When I returned from my time at home for Thanksgiving, there was a package waiting … a package with a GNEW GNOME!  Laura from Stillwater sent this little guy to live with me with my other gnome friends.  This friendly gnome also came with a book – The Garden Gnome Book: An Illustrated History – which told me I should give him a good German or Scandinavian name.  I will call him Borg.

The really cool thing about Borg is that he likes to travel.  He came with his own patch of grass and interchangeable backgrounds for his adventures far and wide.  Borg enjoys time in France, as well as the country cottage outside of the city.

From the book, an introduction to gnomes: “In European folklore, gnomes are believed to be household guardians or home spirits for both good and ill.  They are friendly toward humans but also possess a sly charm and whimsy and are fond of practical jokes.  Tradition holds that gnomes protect our precious belongings but are also notorious pranksters.  If mistreated, they are reputed to torment humans with minor, but irritating, mischief like their distant cousins, the gremlins.”

So far, Borg has caused no mischief but I also treat him well, changing his background and arranging the flowers on his grass in different arrangements.  I hope he remains docile and a good companion.  Hopefully he doesn’t invade my dresser drawers and invite chaos into the black and navy pairs of socks.

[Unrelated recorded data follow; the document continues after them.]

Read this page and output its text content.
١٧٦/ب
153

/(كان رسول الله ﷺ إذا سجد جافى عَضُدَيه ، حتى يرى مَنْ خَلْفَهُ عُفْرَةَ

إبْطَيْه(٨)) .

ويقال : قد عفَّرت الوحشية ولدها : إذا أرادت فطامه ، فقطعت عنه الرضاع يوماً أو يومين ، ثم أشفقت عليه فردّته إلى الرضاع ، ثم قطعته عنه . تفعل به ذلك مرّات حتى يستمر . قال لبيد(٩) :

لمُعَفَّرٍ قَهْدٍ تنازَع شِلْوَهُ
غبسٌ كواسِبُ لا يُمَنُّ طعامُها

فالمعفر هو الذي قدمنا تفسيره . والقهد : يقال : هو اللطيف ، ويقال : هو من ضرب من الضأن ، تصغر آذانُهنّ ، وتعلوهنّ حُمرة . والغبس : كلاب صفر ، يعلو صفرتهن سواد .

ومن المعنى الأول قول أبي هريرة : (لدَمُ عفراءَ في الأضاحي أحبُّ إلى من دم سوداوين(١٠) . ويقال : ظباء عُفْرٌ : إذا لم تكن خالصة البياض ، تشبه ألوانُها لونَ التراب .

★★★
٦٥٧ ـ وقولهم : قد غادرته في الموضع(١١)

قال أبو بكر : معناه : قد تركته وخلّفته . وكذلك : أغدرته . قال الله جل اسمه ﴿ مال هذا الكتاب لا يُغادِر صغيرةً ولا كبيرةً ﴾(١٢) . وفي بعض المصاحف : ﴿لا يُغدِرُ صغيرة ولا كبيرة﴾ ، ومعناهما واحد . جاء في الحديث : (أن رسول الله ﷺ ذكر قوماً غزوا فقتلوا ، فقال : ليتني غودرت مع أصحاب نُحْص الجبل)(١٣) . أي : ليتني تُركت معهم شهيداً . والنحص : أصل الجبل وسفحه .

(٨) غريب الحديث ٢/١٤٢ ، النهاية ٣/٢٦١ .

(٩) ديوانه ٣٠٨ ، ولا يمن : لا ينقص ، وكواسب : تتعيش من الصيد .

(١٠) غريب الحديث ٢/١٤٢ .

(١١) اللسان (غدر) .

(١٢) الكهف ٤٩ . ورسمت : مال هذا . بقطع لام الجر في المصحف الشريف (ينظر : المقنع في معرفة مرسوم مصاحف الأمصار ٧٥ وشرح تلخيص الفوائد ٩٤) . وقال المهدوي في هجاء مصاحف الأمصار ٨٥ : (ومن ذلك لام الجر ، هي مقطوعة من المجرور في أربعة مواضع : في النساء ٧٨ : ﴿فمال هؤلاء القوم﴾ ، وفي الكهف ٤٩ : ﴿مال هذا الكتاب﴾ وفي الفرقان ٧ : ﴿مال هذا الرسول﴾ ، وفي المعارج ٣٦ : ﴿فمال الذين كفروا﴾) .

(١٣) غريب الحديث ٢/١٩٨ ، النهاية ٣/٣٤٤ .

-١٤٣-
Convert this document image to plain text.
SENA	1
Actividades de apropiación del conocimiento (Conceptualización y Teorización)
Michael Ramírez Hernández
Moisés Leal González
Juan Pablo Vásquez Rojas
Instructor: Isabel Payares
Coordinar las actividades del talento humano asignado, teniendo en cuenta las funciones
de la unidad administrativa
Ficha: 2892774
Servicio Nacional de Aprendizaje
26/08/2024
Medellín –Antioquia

One of the best things about Borg – he’s purse size.  I expect we will have many adventures together, beginning with a trip to the Cities next weekend, where we will wine and dine at The Happy Gnome, a fancy-smansy restaurant only my friend James would find.  I think Borg will like it there.  He might have a beer.

Smiling’s my favorite.

5 Dec
My tree has been up for a week and finally tonight the ornaments were hung.  I turned on the movie Elf – my favorite Christmas movie – and hung ornaments as he traveled through the seven levels of the candy cane forest, past the sea of swirly, twirly gumdrops, and then walked through the Lincoln Tunnel.  
I brought with me from home many of my favorite ornaments including my cinnamon bear collection and this one.  This ornament is one of my favorites because it was given to me from my parents in 1985.  The description on the box, in my mother’s handwriting, says “Because Ben wasn’t a Katie.”  Apparently he would have been.  If he were a girl.  He wasn’t and thus, as it is a baby girl, the ornament became my gift for the year.  
Putting up a tree of my own is fun – it’s the first year I have done it – but it’s also not so fun.  This is the first year I have put up a tree by myself and the first time there is a tree with only my ornaments on it; there is no competing for branch space with my brothers’ tractors and lunch boxes.  I also realized tonight as I was putting on the ornaments that I won’t be able to share my tree; I am expecting no visitors this month while the tree will be in place.  I will be the only one who technically sees it.